I know 5.6 or so hours seems short considering how weak we're taught gravity is, but remember that we have no real life experience of small objects free falling into each other in deep space. Everything we're used to is completely overwhelmed by the Earth's gravity.

Last edited: May 6, 2006
16. May 6, 2006

### Andrew Mason

Good question! Perhaps the Kepler approach is over-simplified. After all, the second law (equal areas swept in equal times) does not apply since the area is 0. I don't see how $\pi$ comes into it on a straight line free-fall.

This would be a good question for someone to take on.

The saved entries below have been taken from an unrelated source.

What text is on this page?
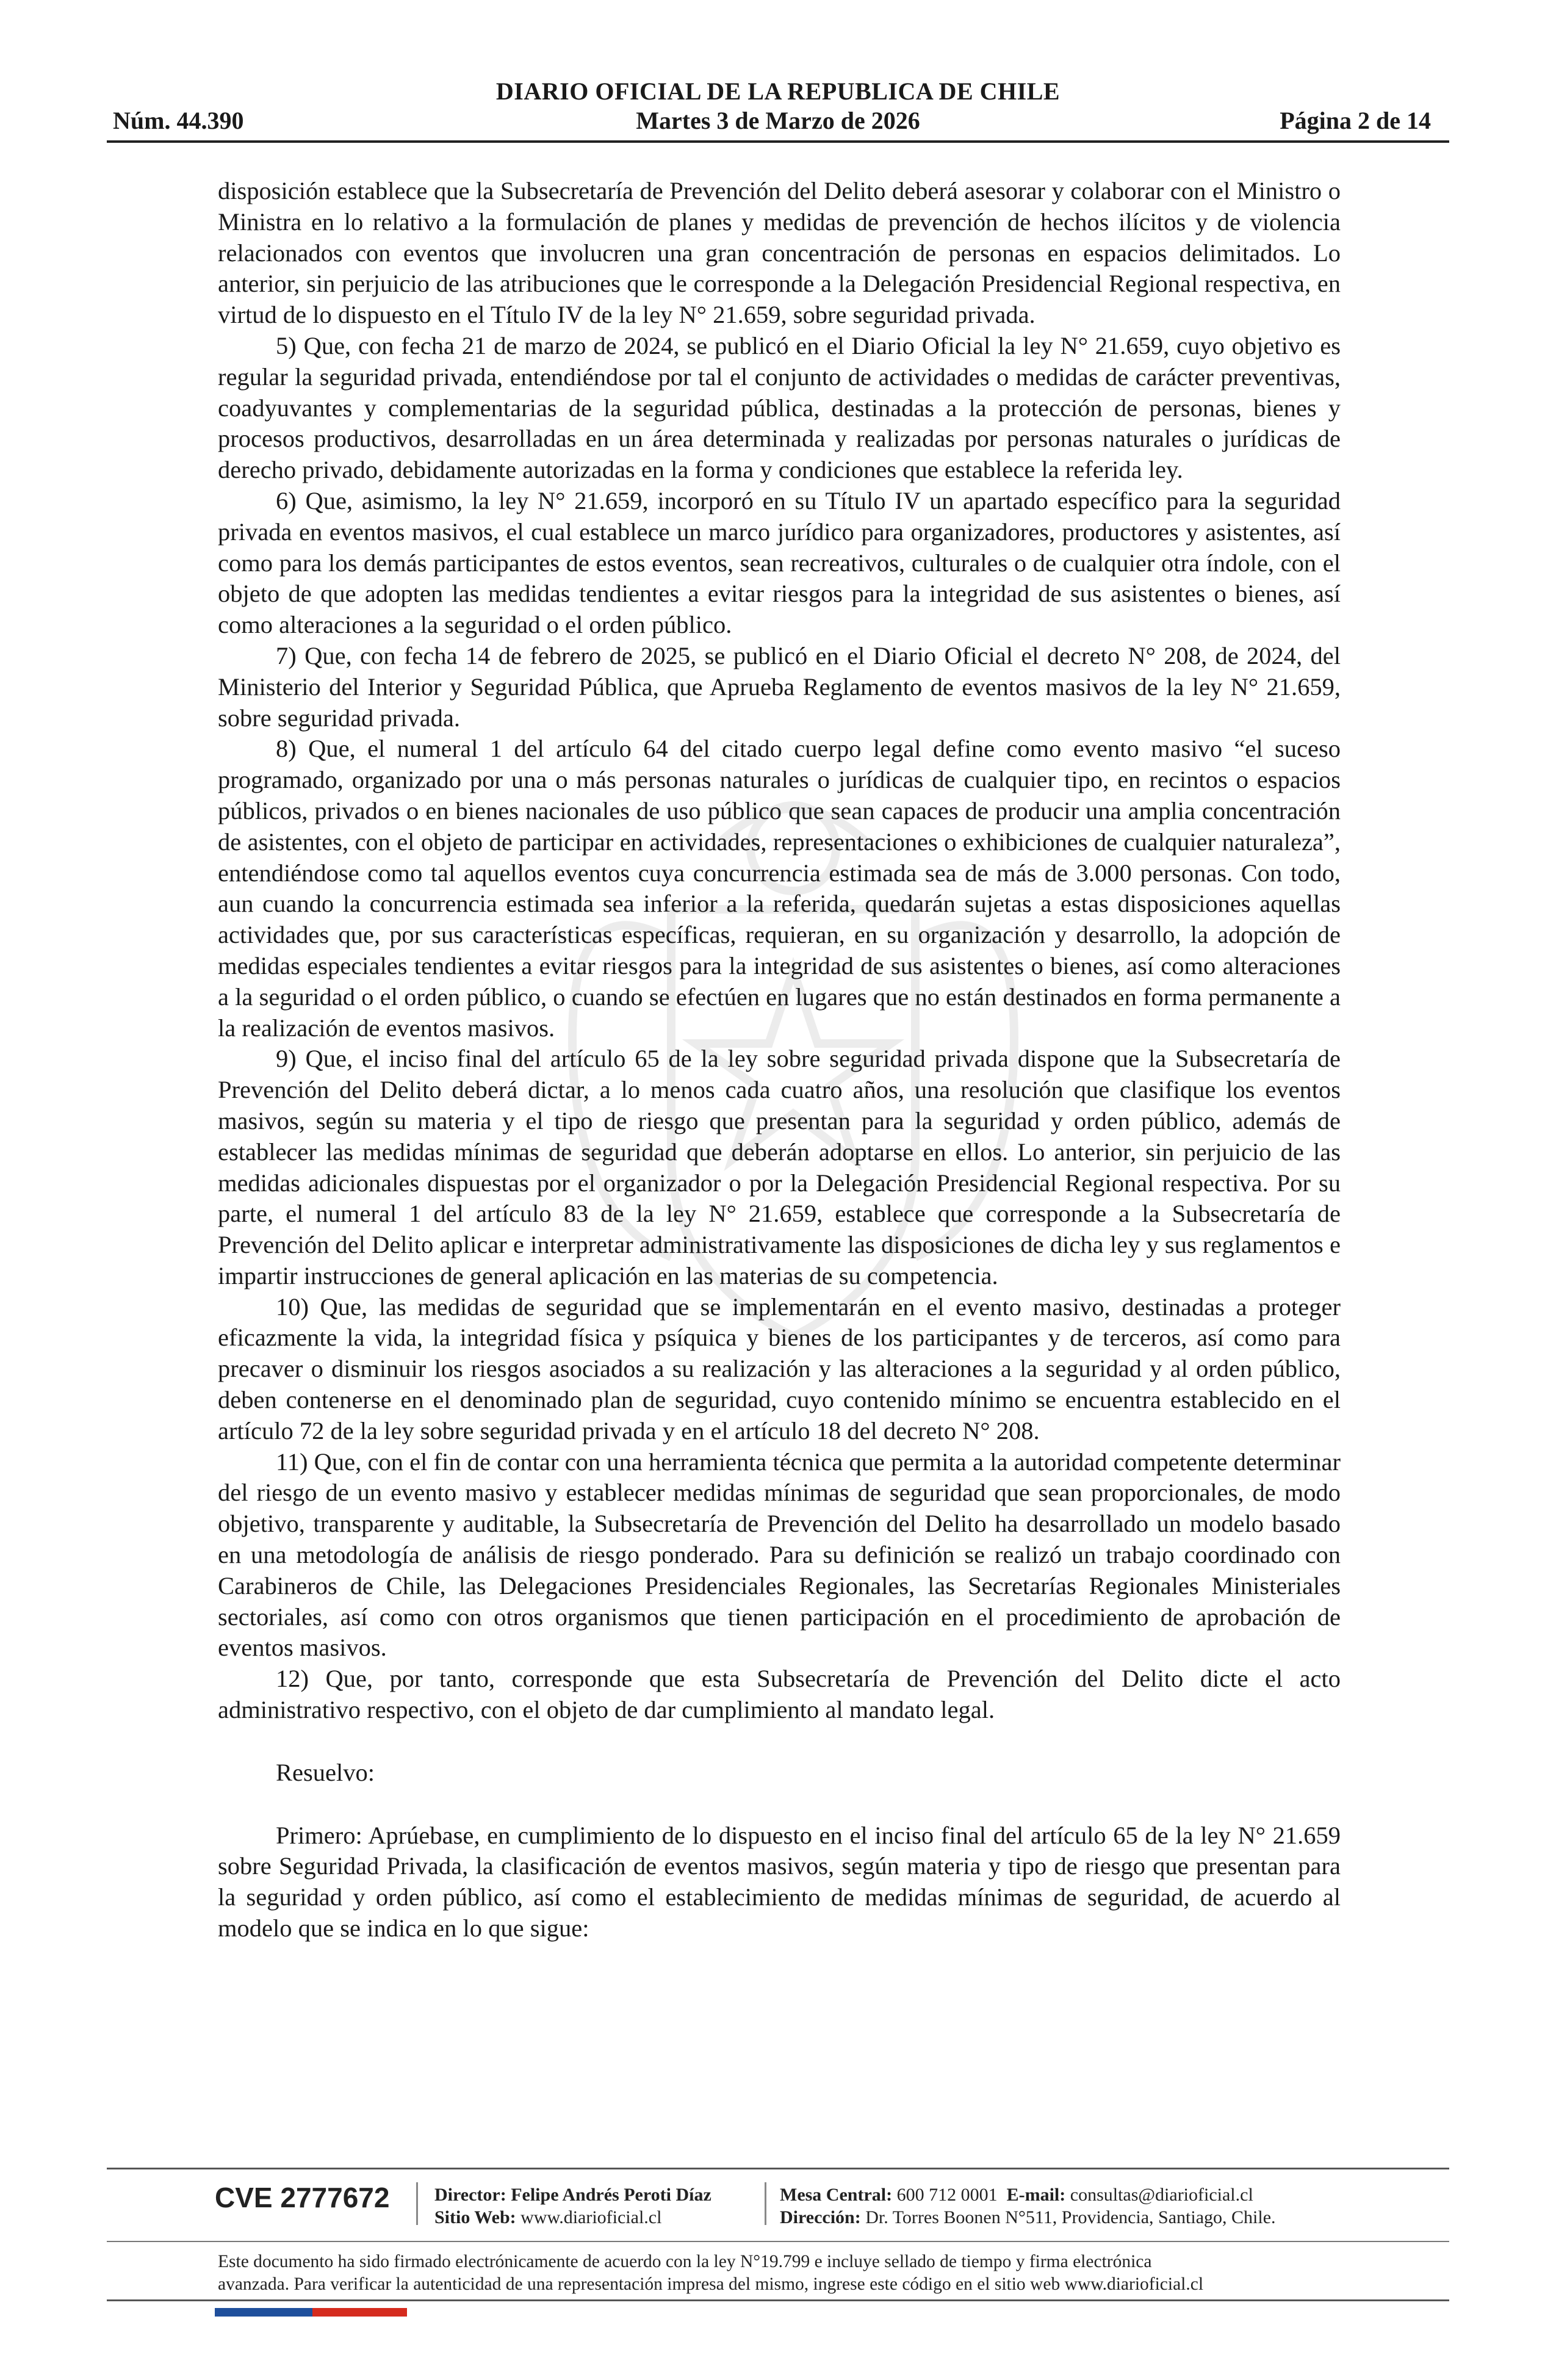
DIARIO OFICIAL DE LA REPUBLICA DE CHILE
Núm. 44.390	Martes 3 de Marzo de 2026	Página 2 de 14

disposición establece que la Subsecretaría de Prevención del Delito deberá asesorar y colaborar con el Ministro o Ministra en lo relativo a la formulación de planes y medidas de prevención de hechos ilícitos y de violencia relacionados con eventos que involucren una gran concentración de personas en espacios delimitados. Lo anterior, sin perjuicio de las atribuciones que le corresponde a la Delegación Presidencial Regional respectiva, en virtud de lo dispuesto en el Título IV de la ley N° 21.659, sobre seguridad privada.

5) Que, con fecha 21 de marzo de 2024, se publicó en el Diario Oficial la ley N° 21.659, cuyo objetivo es regular la seguridad privada, entendiéndose por tal el conjunto de actividades o medidas de carácter preventivas, coadyuvantes y complementarias de la seguridad pública, destinadas a la protección de personas, bienes y procesos productivos, desarrolladas en un área determinada y realizadas por personas naturales o jurídicas de derecho privado, debidamente autorizadas en la forma y condiciones que establece la referida ley.

6) Que, asimismo, la ley N° 21.659, incorporó en su Título IV un apartado específico para la seguridad privada en eventos masivos, el cual establece un marco jurídico para organizadores, productores y asistentes, así como para los demás participantes de estos eventos, sean recreativos, culturales o de cualquier otra índole, con el objeto de que adopten las medidas tendientes a evitar riesgos para la integridad de sus asistentes o bienes, así como alteraciones a la seguridad o el orden público.

7) Que, con fecha 14 de febrero de 2025, se publicó en el Diario Oficial el decreto N° 208, de 2024, del Ministerio del Interior y Seguridad Pública, que Aprueba Reglamento de eventos masivos de la ley N° 21.659, sobre seguridad privada.

8) Que, el numeral 1 del artículo 64 del citado cuerpo legal define como evento masivo “el suceso programado, organizado por una o más personas naturales o jurídicas de cualquier tipo, en recintos o espacios públicos, privados o en bienes nacionales de uso público que sean capaces de producir una amplia concentración de asistentes, con el objeto de participar en actividades, representaciones o exhibiciones de cualquier naturaleza”, entendiéndose como tal aquellos eventos cuya concurrencia estimada sea de más de 3.000 personas. Con todo, aun cuando la concurrencia estimada sea inferior a la referida, quedarán sujetas a estas disposiciones aquellas actividades que, por sus características específicas, requieran, en su organización y desarrollo, la adopción de medidas especiales tendientes a evitar riesgos para la integridad de sus asistentes o bienes, así como alteraciones a la seguridad o el orden público, o cuando se efectúen en lugares que no están destinados en forma permanente a la realización de eventos masivos.

9) Que, el inciso final del artículo 65 de la ley sobre seguridad privada dispone que la Subsecretaría de Prevención del Delito deberá dictar, a lo menos cada cuatro años, una resolución que clasifique los eventos masivos, según su materia y el tipo de riesgo que presentan para la seguridad y orden público, además de establecer las medidas mínimas de seguridad que deberán adoptarse en ellos. Lo anterior, sin perjuicio de las medidas adicionales dispuestas por el organizador o por la Delegación Presidencial Regional respectiva. Por su parte, el numeral 1 del artículo 83 de la ley N° 21.659, establece que corresponde a la Subsecretaría de Prevención del Delito aplicar e interpretar administrativamente las disposiciones de dicha ley y sus reglamentos e impartir instrucciones de general aplicación en las materias de su competencia.

10) Que, las medidas de seguridad que se implementarán en el evento masivo, destinadas a proteger eficazmente la vida, la integridad física y psíquica y bienes de los participantes y de terceros, así como para precaver o disminuir los riesgos asociados a su realización y las alteraciones a la seguridad y al orden público, deben contenerse en el denominado plan de seguridad, cuyo contenido mínimo se encuentra establecido en el artículo 72 de la ley sobre seguridad privada y en el artículo 18 del decreto N° 208.

11) Que, con el fin de contar con una herramienta técnica que permita a la autoridad competente determinar del riesgo de un evento masivo y establecer medidas mínimas de seguridad que sean proporcionales, de modo objetivo, transparente y auditable, la Subsecretaría de Prevención del Delito ha desarrollado un modelo basado en una metodología de análisis de riesgo ponderado. Para su definición se realizó un trabajo coordinado con Carabineros de Chile, las Delegaciones Presidenciales Regionales, las Secretarías Regionales Ministeriales sectoriales, así como con otros organismos que tienen participación en el procedimiento de aprobación de eventos masivos.

12) Que, por tanto, corresponde que esta Subsecretaría de Prevención del Delito dicte el acto administrativo respectivo, con el objeto de dar cumplimiento al mandato legal.

Resuelvo:

Primero: Aprúebase, en cumplimiento de lo dispuesto en el inciso final del artículo 65 de la ley N° 21.659 sobre Seguridad Privada, la clasificación de eventos masivos, según materia y tipo de riesgo que presentan para la seguridad y orden público, así como el establecimiento de medidas mínimas de seguridad, de acuerdo al modelo que se indica en lo que sigue:

CVE 2777672 Director: Felipe Andrés Peroti Díaz
Sitio Web: www.diarioficial.cl
Mesa Central: 600 712 0001 E-mail: consultas@diarioficial.cl
Dirección: Dr. Torres Boonen N°511, Providencia, Santiago, Chile.
Este documento ha sido firmado electrónicamente de acuerdo con la ley N°19.799 e incluye sellado de tiempo y firma electrónica
avanzada. Para verificar la autenticidad de una representación impresa del mismo, ingrese este código en el sitio web www.diarioficial.cl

Right. This Cavendish type of experiment shows that with small masses a few cm away from each other, the period of oscillation of the pendulum is about 1000 seconds. So 20,000 seconds to go about 1/2 a metre is in the ball park.

AM

17. May 6, 2006

### nrqed

Why can you replace ''dv'' by ''dr/dt''?

18. May 6, 2006

### nrqed

The equation does not seem right to me. I might be missing something but x here is the separation between the two masses, right? But this equation says that the second derivative of the separation depends only on the acceleration of *one* of the two masses. In fact, the second derivative should take into account the acceleration of both masses.
Am I missing something?

19. May 6, 2006

### nrqed

I might be missing something (again!) but Kepler's third law applies only to the limit of one mass being much more massive than the other. In this example, the two masses are equal. Maybe it is just a matter of using the reduced mass instead but that is not so obvious to me..

20. May 6, 2006

### SpaceTiger

Staff Emeritus
Kepler's Third Law applies equally well to similar masses as to one much bigger than the other, you simply need to switch to the COM frame (we apply the third law to binary star systems all the time) . Also, there's nothing wrong with the masses being stationary -- an object on a radial orbit would be momentarily stationary (v=0) at aphelion.